Théâtre

Dans les eaux troubles
des fantasmes

d'Lëtzebuerger Land vom 27.01.2023

La comédie de William Shakespeare Le Songe d’une nuit d’été emmène, à partir du monde réel et assez rigide, dans un univers de rêves, de songes où tout est possible. Elle sert de base à Songes d’une Nuit, vécue par la cour ducale, des jeunes gens, des créatures féeriques ; dans ce spectacle il importe pour Myriam Muller qu’on s’échappe du réel pour se ressourcer. Elle accentue la liberté du théâtre, entremêlant diverses formes, théâtre, danse, acrobatie, chant.

La metteure en scène a l’expérience des pièces shakespaeriennes, notamment avec Mesure pour mesure et Hamlet ; cette fois elle s’attaque, avec son fidèle assistant Antoine Colla et une équipe de comédiens qui sont souvent de la partie à une comédie onirique qui réunit seigneurs, fées et elfes, une troupe d’amateurs et intègre le public pour lui redonner un rôle, l’attirer de nouveau au théâtre et stimuler sa confiance après le confinement, bref l’attirer vers un art extraordinaire et sensibiliser un jeune public avide de spectacles qui sortent des sentiers battus.

La comédie se démarque par le mélange des genres et est un hommage au théâtre qui combine avec adresse diverses approches pour en faire une fête. Les artistes viennent aussi de divers domaines : aux comédiens connus (dont beaucoup assument deux rôles) des créations de Myriam Muller, s’ajoutent d’autres professionnels de diverses disciplines pour se transformer en créatures d’un monde féerique. Le public est invité à l’occasion à se mêler aux comédiens. « Ce songe est également un magnifique prétexte à la fête, à la communion entre la scène et la salle », affirme la metteure en scène.

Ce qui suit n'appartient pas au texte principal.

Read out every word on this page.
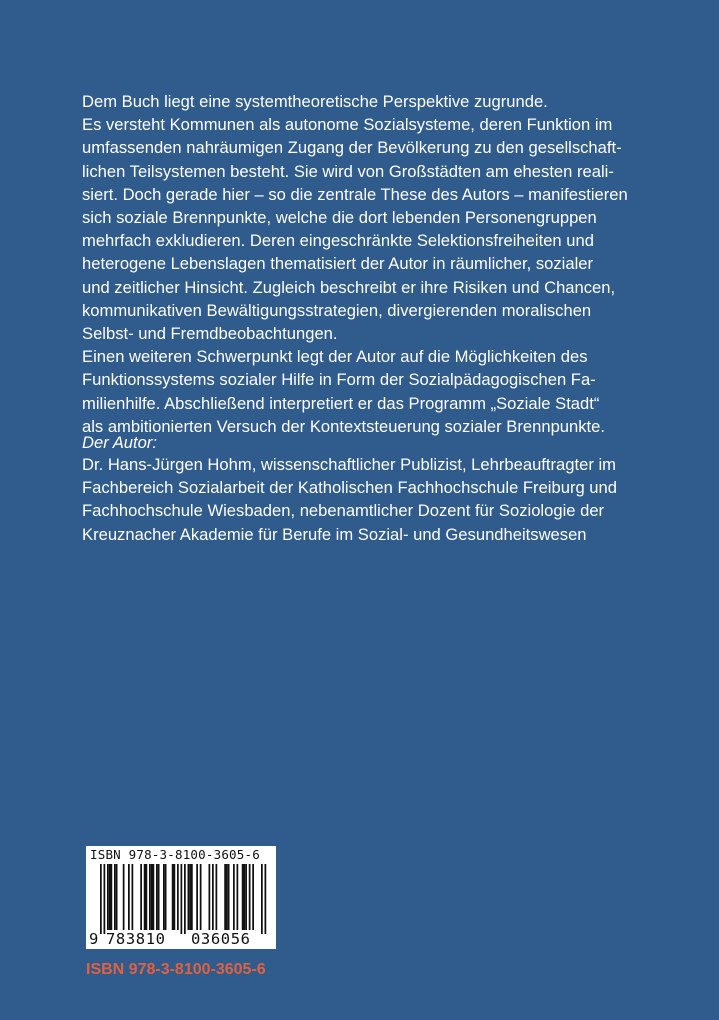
Dem Buch liegt eine systemtheoretische Perspektive zugrunde.
Es versteht Kommunen als autonome Sozialsysteme, deren Funktion im
umfassenden nahräumigen Zugang der Bevölkerung zu den gesellschaft-
lichen Teilsystemen besteht. Sie wird von Großstädten am ehesten reali-
siert. Doch gerade hier – so die zentrale These des Autors – manifestieren
sich soziale Brennpunkte, welche die dort lebenden Personengruppen
mehrfach exkludieren. Deren eingeschränkte Selektionsfreiheiten und
heterogene Lebenslagen thematisiert der Autor in räumlicher, sozialer
und zeitlicher Hinsicht. Zugleich beschreibt er ihre Risiken und Chancen,
kommunikativen Bewältigungsstrategien, divergierenden moralischen
Selbst- und Fremdbeobachtungen.
Einen weiteren Schwerpunkt legt der Autor auf die Möglichkeiten des
Funktionssystems sozialer Hilfe in Form der Sozialpädagogischen Fa-
milienhilfe. Abschließend interpretiert er das Programm „Soziale Stadt“
als ambitionierten Versuch der Kontextsteuerung sozialer Brennpunkte.
Der Autor:
Dr. Hans-Jürgen Hohm, wissenschaftlicher Publizist, Lehrbeauftragter im
Fachbereich Sozialarbeit der Katholischen Fachhochschule Freiburg und
Fachhochschule Wiesbaden, nebenamtlicher Dozent für Soziologie der
Kreuznacher Akademie für Berufe im Sozial- und Gesundheitswesen
ISBN 978-3-8100-3605-6
9 783810 036056
ISBN 978-3-8100-3605-6
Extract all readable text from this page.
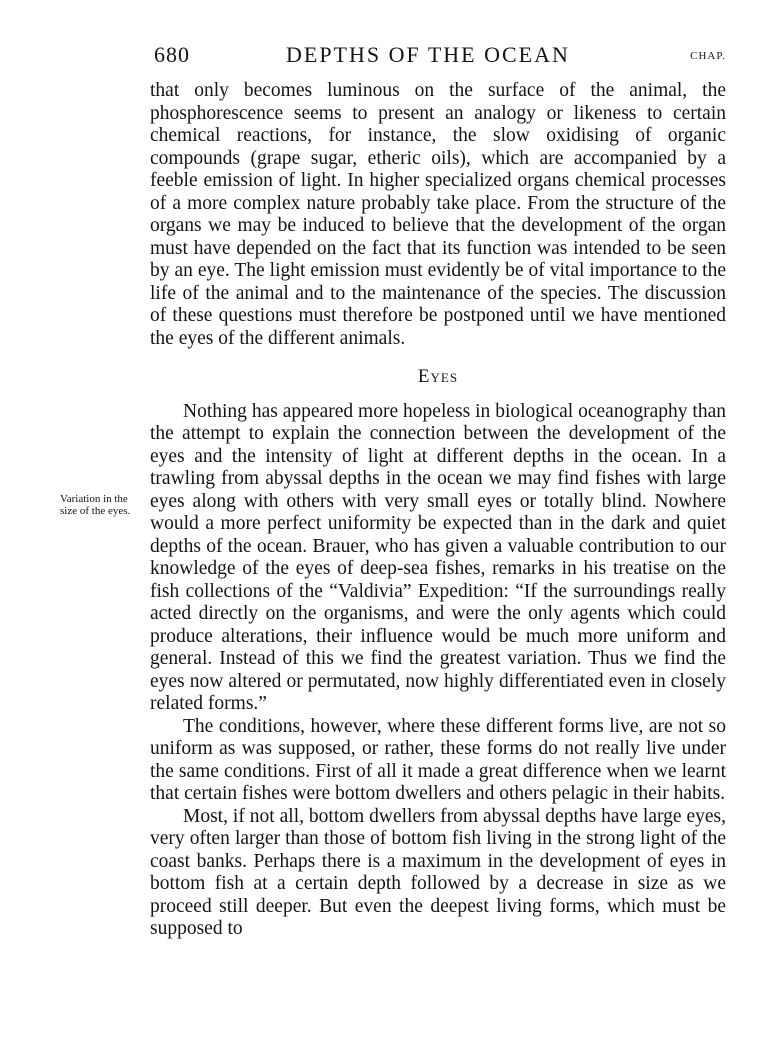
680	DEPTHS OF THE OCEAN	CHAP.
Variation in the size of the eyes.

that only becomes luminous on the surface of the animal, the phosphorescence seems to present an analogy or likeness to certain chemical reactions, for instance, the slow oxidising of organic compounds (grape sugar, etheric oils), which are accompanied by a feeble emission of light. In higher specialized organs chemical processes of a more complex nature probably take place. From the structure of the organs we may be induced to believe that the development of the organ must have depended on the fact that its function was intended to be seen by an eye. The light emission must evidently be of vital importance to the life of the animal and to the maintenance of the species. The discussion of these questions must therefore be postponed until we have mentioned the eyes of the different animals.

Eyes

Nothing has appeared more hopeless in biological oceanography than the attempt to explain the connection between the development of the eyes and the intensity of light at different depths in the ocean. In a trawling from abyssal depths in the ocean we may find fishes with large eyes along with others with very small eyes or totally blind. Nowhere would a more perfect uniformity be expected than in the dark and quiet depths of the ocean. Brauer, who has given a valuable contribution to our knowledge of the eyes of deep-sea fishes, remarks in his treatise on the fish collections of the “Valdivia” Expedition: “If the surroundings really acted directly on the organisms, and were the only agents which could produce alterations, their influence would be much more uniform and general. Instead of this we find the greatest variation. Thus we find the eyes now altered or permutated, now highly differentiated even in closely related forms.”

The conditions, however, where these different forms live, are not so uniform as was supposed, or rather, these forms do not really live under the same conditions. First of all it made a great difference when we learnt that certain fishes were bottom dwellers and others pelagic in their habits.

Most, if not all, bottom dwellers from abyssal depths have large eyes, very often larger than those of bottom fish living in the strong light of the coast banks. Perhaps there is a maximum in the development of eyes in bottom fish at a certain depth followed by a decrease in size as we proceed still deeper. But even the deepest living forms, which must be supposed to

Dans ce contexte l’ingénieuse scénographie de Christian Klein, concoctée en complicité avec Myriam Muller, recouvre toute l’étendue du Studio. Au milieu, une sorte de piste de danse, réservée en principe aux comédiens qui s’infiltrent aussi parmi les bancs et tables du public, installé en quadrifrontal ; à un bout de la salle un podium (qui sert aussi de bar lors de l’entracte), à l’autre un plan surélevé avec lavabos et surtout des miroirs qui permettent de voir qui est-on ou qui est-on devenu.

Quant à l’intrigue, précisons que l’amour des jeunes gens déclenche les conflits : à Athènes, sur le point d’épouser Hippolyta (Céline Camara), le duc Thésée (Jules Werner) reçoit la visite d’Egée (Olivier Foubert), qui lui confie que sa fille Hermia (Rosalie Maes) refuse d’épouser Demetrius (Pitt Simon), que son père lui a destiné et veut épouser Lysandre (Konstantin Rommelfangen). Pour échapper au diktat du père, les deux jeunes amoureux s’enfuient dans la forêt, rejoints par Helena (Manon Raffaelli), elle aussi éprise de Lysandre, mais détestée de Demetrius.

Dans la profondeur de la nuit ils s’endorment. Surviennent Oberon et Titania, le roi des elfes et la reine des fées, qui se querellent puis se quittent. Apparaissent alors des fées, des elfes, une troupe de comédiens amateurs en répétition ; de drôles de créatures se croisent dans un monde magique, rehaussées par les beaux costumes aux détails significatifs de Sophie Van den Keybus. Le malicieux lutin Puck (Timo Wagner vif, omniprésent), prépare sur ordre d’Obéron, un philtre d’amour magique, qui libère les jeunes gens des règles du monde d’avant et permet à tous de vivre des passions débridées, des rêves fous.

Encadrée par Mme Quince (Catherine Mestoussis, débordant d’énergie), une troupe de théâtre amateur répète Pyrame et Thisbé pour le mariage de Thésée, une mise en abyme, du théâtre dans le théâtre d’inspiration baroque. Une pièce fort mauvaise, qui évoque sur le mode burlesque le sujet de l’amour contrarié, provoque le rire par des inventions saugrenues, ainsi les baisers volés des amoureux : un jeu remarquable regroupant Olivier Foubert, Christine Muller, Valéry Plancke et Raoul Schlechter.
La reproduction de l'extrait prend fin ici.